Cosmax China in Shanghai, China [COSMAX]
“Chinese customers are no longer queuing to buy Korean cosmetics; they are instead buying Made in China,” Sookmyung Women’s University Business Administration Professor Suh Yong-gu said. The professors explained that firms like AmorePacific and LG Health & Household, which had a prominent space in the Chinese market, have and will be struggling if they continue to rely on the Chinese market.
The Chinese government has also announced plans in November to boost its consumption sectors, which include the goal of its cosmetics industry reaching 100 billion yuan ($14.2 billion) in terms of market size by 2027.
In line with the trend, Cosmax opened its 60,593-square-meter (652,210 square foot) joint venture factory with Yatsen Holding in 2023 — the parent company of Perfect Diary, Galénic and Dr. Wu — and is currently building a 130 billion won complex in Shanghai that will be capable of research and development (R&D), manufacturing and marketing all in one location. The company currently has over 1,000 Chinese beauty firms as its customers, and while many are not disclosed to the public, Perfect Diary and Florasis are some of the better-known local customers of Cosmax.
“The new Shanghai complex will increase the production capacity by 100 million units per year — but more importantly, it’s a symbolic accomplishment as a Korean firm, as not many have been building and opening new facilities in China,” a Cosmax spokesperson told the Korea JoongAng Daily.
Cosmax’s two factories in Shanghai and Guangzhou logged 574.4 billion won ($388 million) in revenue this year alone and are expected to rise to 615 billion won this year and 688 billion won in 2026, according to Meritz Securities. Around 95 percent of the products manufactured at Cosmax’s Chinese plants are for Chinese firms, according to Cosmax.
The strength of Korean ODMs in China lies in their R&D process that happens locally in the ODM’s facilities in China, instead of using the same formulas made in Korea for the K-beauty firms.
Kolmar Korea, too — best known as the sunscreen manufacturer of Korean brands like Round Lab and Beauty of Joseon — has been implementing a similar plan.

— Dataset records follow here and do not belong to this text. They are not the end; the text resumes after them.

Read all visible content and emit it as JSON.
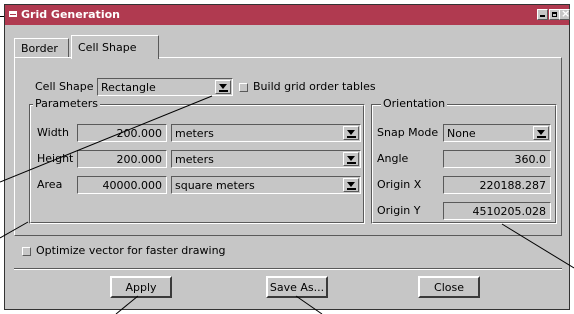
{
  "window": {
    "title": "Grid Generation",
    "controls": [
      "minimize-icon",
      "maximize-icon",
      "close-icon"
    ],
    "close_glyph": "×"
  },
  "tabs": [
    {
      "label": "Border",
      "active": false
    },
    {
      "label": "Cell Shape",
      "active": true
    }
  ],
  "cell_shape": {
    "label": "Cell Shape",
    "value": "Rectangle",
    "build_grid_label": "Build grid order tables",
    "build_grid_checked": false
  },
  "parameters": {
    "group_label": "Parameters",
    "width": {
      "label": "Width",
      "value": "200.000",
      "unit": "meters"
    },
    "height": {
      "label": "Height",
      "value": "200.000",
      "unit": "meters"
    },
    "area": {
      "label": "Area",
      "value": "40000.000",
      "unit": "square meters"
    }
  },
  "orientation": {
    "group_label": "Orientation",
    "snap_mode": {
      "label": "Snap Mode",
      "value": "None"
    },
    "angle": {
      "label": "Angle",
      "value": "360.0"
    },
    "origin_x": {
      "label": "Origin X",
      "value": "220188.287"
    },
    "origin_y": {
      "label": "Origin Y",
      "value": "4510205.028"
    }
  },
  "optimize": {
    "label": "Optimize vector for faster drawing",
    "checked": false
  },
  "buttons": {
    "apply": "Apply",
    "save_as": "Save As...",
    "close": "Close"
  },
  "colors": {
    "titlebar": "#b03a50",
    "face": "#c6c6c6",
    "callout_line": "#000000"
  }
}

Kolmar Wuxi, capable of producing 550 million units of beauty products each year, has been utilizing its Korean resources and infrastructure while also localizing its R&D abilities to cater to the Chinese market. The company also mainly does business with the Chinese cosmetic firms in the country.
Workers at Kolmar Wuxi in China [KOLMAR KOREA]

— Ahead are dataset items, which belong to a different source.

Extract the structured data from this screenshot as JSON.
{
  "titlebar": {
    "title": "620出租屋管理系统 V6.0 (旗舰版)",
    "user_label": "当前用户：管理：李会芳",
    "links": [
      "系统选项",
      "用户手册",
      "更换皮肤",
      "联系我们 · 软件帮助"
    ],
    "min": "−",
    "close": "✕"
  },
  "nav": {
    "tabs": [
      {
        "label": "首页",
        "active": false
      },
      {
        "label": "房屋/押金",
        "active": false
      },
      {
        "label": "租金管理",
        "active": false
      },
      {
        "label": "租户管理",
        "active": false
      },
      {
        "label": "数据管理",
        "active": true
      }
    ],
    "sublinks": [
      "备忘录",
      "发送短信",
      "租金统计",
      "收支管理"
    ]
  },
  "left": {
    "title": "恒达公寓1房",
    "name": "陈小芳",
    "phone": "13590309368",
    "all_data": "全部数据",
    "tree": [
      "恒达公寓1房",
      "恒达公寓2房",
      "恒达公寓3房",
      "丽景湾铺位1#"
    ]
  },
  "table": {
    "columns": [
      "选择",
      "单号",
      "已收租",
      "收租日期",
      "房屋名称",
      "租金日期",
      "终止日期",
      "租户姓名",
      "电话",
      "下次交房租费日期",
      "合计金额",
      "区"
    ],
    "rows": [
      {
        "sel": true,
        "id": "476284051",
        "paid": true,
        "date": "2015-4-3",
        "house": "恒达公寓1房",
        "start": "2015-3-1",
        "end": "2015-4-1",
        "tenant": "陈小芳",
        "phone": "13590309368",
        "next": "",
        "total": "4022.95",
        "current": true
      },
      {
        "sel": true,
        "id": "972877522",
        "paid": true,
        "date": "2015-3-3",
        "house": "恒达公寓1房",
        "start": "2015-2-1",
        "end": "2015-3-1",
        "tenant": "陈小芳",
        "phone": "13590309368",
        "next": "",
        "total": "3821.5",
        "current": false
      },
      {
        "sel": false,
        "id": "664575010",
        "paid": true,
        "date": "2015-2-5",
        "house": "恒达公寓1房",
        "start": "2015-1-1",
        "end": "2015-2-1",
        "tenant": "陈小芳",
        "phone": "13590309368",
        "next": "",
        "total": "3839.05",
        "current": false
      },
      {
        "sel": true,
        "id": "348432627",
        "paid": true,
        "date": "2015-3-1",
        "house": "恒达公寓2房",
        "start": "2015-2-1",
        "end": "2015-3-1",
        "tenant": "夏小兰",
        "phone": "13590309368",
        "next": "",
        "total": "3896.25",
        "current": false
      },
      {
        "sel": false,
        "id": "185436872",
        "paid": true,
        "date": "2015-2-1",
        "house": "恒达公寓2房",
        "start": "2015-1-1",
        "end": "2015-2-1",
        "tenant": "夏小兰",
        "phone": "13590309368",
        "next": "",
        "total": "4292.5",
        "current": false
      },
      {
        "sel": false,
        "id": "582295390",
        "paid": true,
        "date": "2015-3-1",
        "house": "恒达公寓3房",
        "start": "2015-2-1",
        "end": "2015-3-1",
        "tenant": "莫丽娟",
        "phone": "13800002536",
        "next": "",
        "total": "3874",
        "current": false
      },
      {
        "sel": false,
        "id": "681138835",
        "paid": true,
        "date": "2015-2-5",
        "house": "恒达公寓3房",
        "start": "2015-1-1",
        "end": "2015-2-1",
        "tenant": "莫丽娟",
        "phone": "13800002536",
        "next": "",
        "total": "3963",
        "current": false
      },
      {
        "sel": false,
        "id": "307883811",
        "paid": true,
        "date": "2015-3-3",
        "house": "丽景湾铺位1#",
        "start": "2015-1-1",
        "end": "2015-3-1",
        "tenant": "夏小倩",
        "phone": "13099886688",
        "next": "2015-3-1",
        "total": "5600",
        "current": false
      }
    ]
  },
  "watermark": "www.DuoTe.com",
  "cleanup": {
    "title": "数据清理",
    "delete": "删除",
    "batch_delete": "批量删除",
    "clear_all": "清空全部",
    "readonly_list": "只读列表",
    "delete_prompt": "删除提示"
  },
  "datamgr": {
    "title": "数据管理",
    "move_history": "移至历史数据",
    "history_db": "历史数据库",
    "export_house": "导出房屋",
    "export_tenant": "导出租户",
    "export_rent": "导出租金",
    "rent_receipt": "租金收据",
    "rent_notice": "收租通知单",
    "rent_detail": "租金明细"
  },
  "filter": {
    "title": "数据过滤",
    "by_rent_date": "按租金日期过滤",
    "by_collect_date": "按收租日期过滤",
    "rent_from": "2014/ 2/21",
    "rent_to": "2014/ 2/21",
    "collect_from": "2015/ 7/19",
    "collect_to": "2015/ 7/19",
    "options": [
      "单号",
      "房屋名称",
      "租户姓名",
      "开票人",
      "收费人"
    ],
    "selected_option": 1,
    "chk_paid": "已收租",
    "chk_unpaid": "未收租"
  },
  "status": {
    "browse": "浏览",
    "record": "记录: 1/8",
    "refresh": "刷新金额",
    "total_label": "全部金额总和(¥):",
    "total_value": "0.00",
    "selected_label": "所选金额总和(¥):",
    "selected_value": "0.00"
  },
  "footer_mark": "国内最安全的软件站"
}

Despite the company's Chinese arm suffering from a decrease in revenue in the third quarter, the firm hopes to bounce back.
“We were recently affected by the lower than expected performance of some of our customers, but we are increasing our customer count in the country to tackle the issue,” Kolmar Korea said, adding that the average number of clients that the company trades per month rose by 15 percent on year, compared to 2024.
And while the popularity of K-beauty in China is facing strong competition from local challengers, Olive Young will still be the must-see spot for Chinese tourists when they visit Korea, according to analysts.
“The chances of Chinese travelers choosing Korea as an alternative destination to Japan are increasing and CJ Olive Young will be the firm that will benefit from it,” Shinhan Securities Researcher Park said.